Peste de abucheos

Igual me han educado de una forma rara, pero no acabo de verles la gracia a los abucheos. Incluso allí donde son tradición, como en la ópera y en el teatro, me parecen un abuso. Son, digamos, la contraparte de la claque. La claque, que es un grupo de gente  a la que se paga para aplaudir, se profesionalizó de tal manera en el siglo XIX que fue un anticipo de cómo se organizan hoy los shows televisivos. Había un jefe de claque que mandaba aplaudir, había reidores para reír los chistes, había llorones  -que solían ser lloronas- para los instantes dramáticos  y había “biseros” para pedir bises.

Todo ese regimiento de aplaudidores se podía transformar en un santiamén en un hatajo de abucheadores y esto, que en la tradición teatral ocurría porque el actor o el cantante se negaban a pagarles un extra, también sucede ahora aunque no haya necesariamente dinero de por medio. El que mucho abuchea suele ser el mismo que mucho ovaciona. Y  más cuando pasamos del teatro propiamente dicho a la política, donde la transición del ¡viva! al ¡muera! se produce a veces de la noche a la mañana.

Los príncipes de Asturias, la reina Sofía, el ministro Wert y algún otro han recibido pitadas, gritos y  pataleos dentro de teatros y salones donde se iban a celebrar actos de alguna solemnidad.  Los aficionados a la pita creen que un personaje público y político debe aceptar cualquier muestra de desagrado popular con respeto o resignación. Su frase preferida es: “¡Le va en el sueldo!” La frase implícita es: “Como yo te pago el sueldo, puedo hacerte lo que me dé la gana”. Esto, claro, es propio de una relación de siervos y señores, de esclavos y amos; no de una relación entre un ciudadano y sus representantes en una democracia.

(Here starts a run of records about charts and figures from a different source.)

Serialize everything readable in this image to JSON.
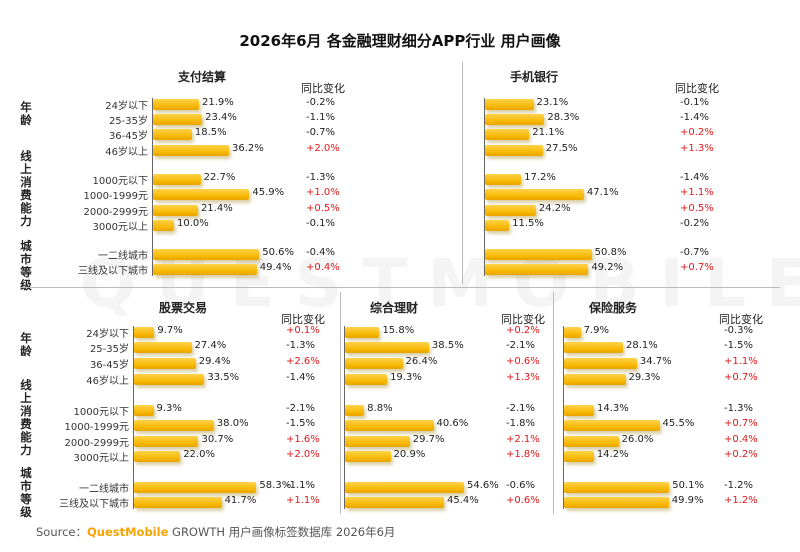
{
  "title": "2026年6月 各金融理财细分APP行业 用户画像",
  "change_header": "同比变化",
  "watermark": "QUESTMOBILE",
  "source": {
    "prefix": "Source：",
    "brand": "QuestMobile",
    "rest": " GROWTH 用户画像标签数据库 2026年6月"
  },
  "groups": [
    "年龄",
    "线上消费能力",
    "城市等级"
  ],
  "colors": {
    "bar": "#f7b500",
    "positive_change": "#e0191b",
    "negative_change": "#222222"
  },
  "chart_data": [
    {
      "type": "bar",
      "title": "支付结算",
      "categories": [
        "24岁以下",
        "25-35岁",
        "36-45岁",
        "46岁以上",
        "1000元以下",
        "1000-1999元",
        "2000-2999元",
        "3000元以上",
        "一二线城市",
        "三线及以下城市"
      ],
      "values": [
        "21.9%",
        "23.4%",
        "18.5%",
        "36.2%",
        "22.7%",
        "45.9%",
        "21.4%",
        "10.0%",
        "50.6%",
        "49.4%"
      ],
      "changes": [
        "-0.2%",
        "-1.1%",
        "-0.7%",
        "+2.0%",
        "-1.3%",
        "+1.0%",
        "+0.5%",
        "-0.1%",
        "-0.4%",
        "+0.4%"
      ]
    },
    {
      "type": "bar",
      "title": "手机银行",
      "categories": [
        "24岁以下",
        "25-35岁",
        "36-45岁",
        "46岁以上",
        "1000元以下",
        "1000-1999元",
        "2000-2999元",
        "3000元以上",
        "一二线城市",
        "三线及以下城市"
      ],
      "values": [
        "23.1%",
        "28.3%",
        "21.1%",
        "27.5%",
        "17.2%",
        "47.1%",
        "24.2%",
        "11.5%",
        "50.8%",
        "49.2%"
      ],
      "changes": [
        "-0.1%",
        "-1.4%",
        "+0.2%",
        "+1.3%",
        "-1.4%",
        "+1.1%",
        "+0.5%",
        "-0.2%",
        "-0.7%",
        "+0.7%"
      ]
    },
    {
      "type": "bar",
      "title": "股票交易",
      "categories": [
        "24岁以下",
        "25-35岁",
        "36-45岁",
        "46岁以上",
        "1000元以下",
        "1000-1999元",
        "2000-2999元",
        "3000元以上",
        "一二线城市",
        "三线及以下城市"
      ],
      "values": [
        "9.7%",
        "27.4%",
        "29.4%",
        "33.5%",
        "9.3%",
        "38.0%",
        "30.7%",
        "22.0%",
        "58.3%",
        "41.7%"
      ],
      "changes": [
        "+0.1%",
        "-1.3%",
        "+2.6%",
        "-1.4%",
        "-2.1%",
        "-1.5%",
        "+1.6%",
        "+2.0%",
        "-1.1%",
        "+1.1%"
      ]
    },
    {
      "type": "bar",
      "title": "综合理财",
      "categories": [
        "24岁以下",
        "25-35岁",
        "36-45岁",
        "46岁以上",
        "1000元以下",
        "1000-1999元",
        "2000-2999元",
        "3000元以上",
        "一二线城市",
        "三线及以下城市"
      ],
      "values": [
        "15.8%",
        "38.5%",
        "26.4%",
        "19.3%",
        "8.8%",
        "40.6%",
        "29.7%",
        "20.9%",
        "54.6%",
        "45.4%"
      ],
      "changes": [
        "+0.2%",
        "-2.1%",
        "+0.6%",
        "+1.3%",
        "-2.1%",
        "-1.8%",
        "+2.1%",
        "+1.8%",
        "-0.6%",
        "+0.6%"
      ]
    },
    {
      "type": "bar",
      "title": "保险服务",
      "categories": [
        "24岁以下",
        "25-35岁",
        "36-45岁",
        "46岁以上",
        "1000元以下",
        "1000-1999元",
        "2000-2999元",
        "3000元以上",
        "一二线城市",
        "三线及以下城市"
      ],
      "values": [
        "7.9%",
        "28.1%",
        "34.7%",
        "29.3%",
        "14.3%",
        "45.5%",
        "26.0%",
        "14.2%",
        "50.1%",
        "49.9%"
      ],
      "changes": [
        "-0.3%",
        "-1.5%",
        "+1.1%",
        "+0.7%",
        "-1.3%",
        "+0.7%",
        "+0.4%",
        "+0.2%",
        "-1.2%",
        "+1.2%"
      ]
    }
  ]
}
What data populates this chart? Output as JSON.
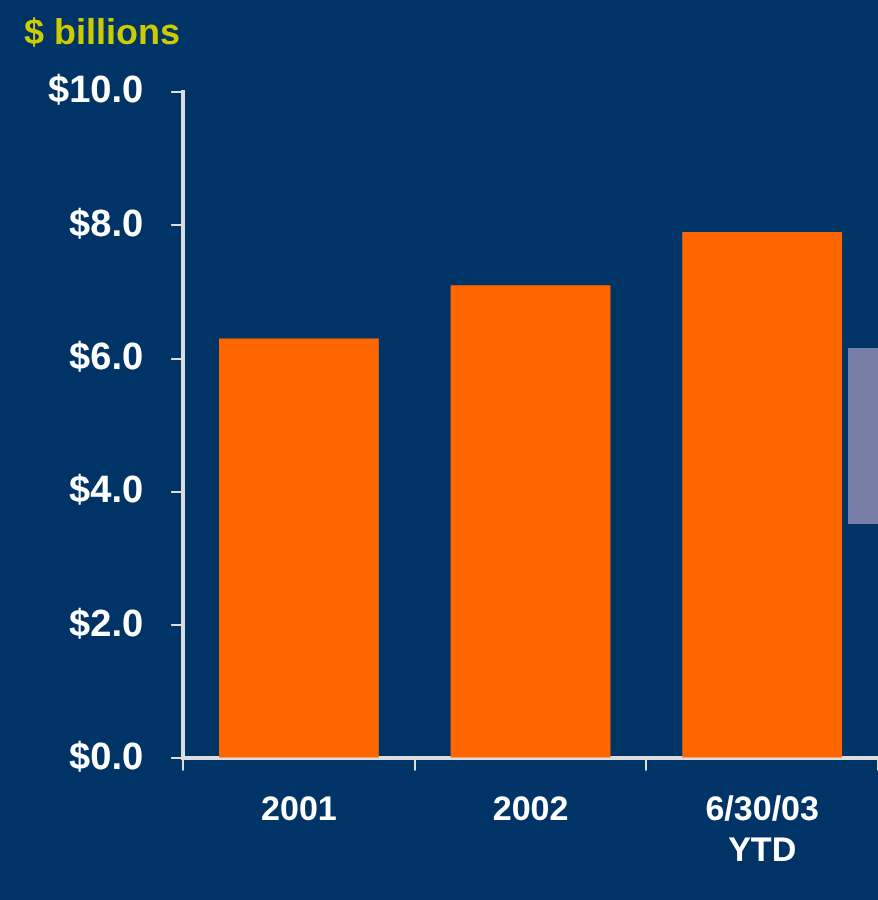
{
  "chart_data": {
    "type": "bar",
    "ylabel": "$ billions",
    "categories": [
      "2001",
      "2002",
      "6/30/03\nYTD"
    ],
    "values": [
      6.3,
      7.1,
      7.9
    ],
    "color": "#ff6600",
    "ylim": [
      0,
      10
    ],
    "yticks": [
      {
        "value": 0,
        "label": "$0.0"
      },
      {
        "value": 2,
        "label": "$2.0"
      },
      {
        "value": 4,
        "label": "$4.0"
      },
      {
        "value": 6,
        "label": "$6.0"
      },
      {
        "value": 8,
        "label": "$8.0"
      },
      {
        "value": 10,
        "label": "$10.0"
      }
    ],
    "grid": false,
    "legend": false
  }
}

Yo no me opongo, aunque no es fórmula de mi gusto, a que se reciba con pitos y silbidos a un príncipe o un ministro a la puerta de un teatro. Allí, fuera, hagan su manifestación, si quieren, del modo que prefieran. Ahora bien,  dentro de  un Liceo o de un Teatro Real, dónde además se iba a homenajear a Teresa Berganza, el abucheo es lisa y llanamente una  gamberrada. Una gamberrada que extiende su mancha más allá del destinatario de la protesta. Que pringa e incomoda al resto del público,  a los músicos, a los artistas.

Me dirán que los abucheadores hacen uso de su libertad de expresión y es verdad. Pero no todo lo que se expresa, ni toda forma en que se expresa, es loable. Es sabido que la libertad de expresión no ampara al sujeto que se ponga a gritar ¡fuego! en un teatro lleno de gente. Al que abuchea sí le protege, pero no obliga, válgame Dios, a celebrarlo. Una cosa es tolerar a los que pierden los modales en público – en su casa, hagan lo que quieran-  y otra elevarlos a ciudadanos ejemplares.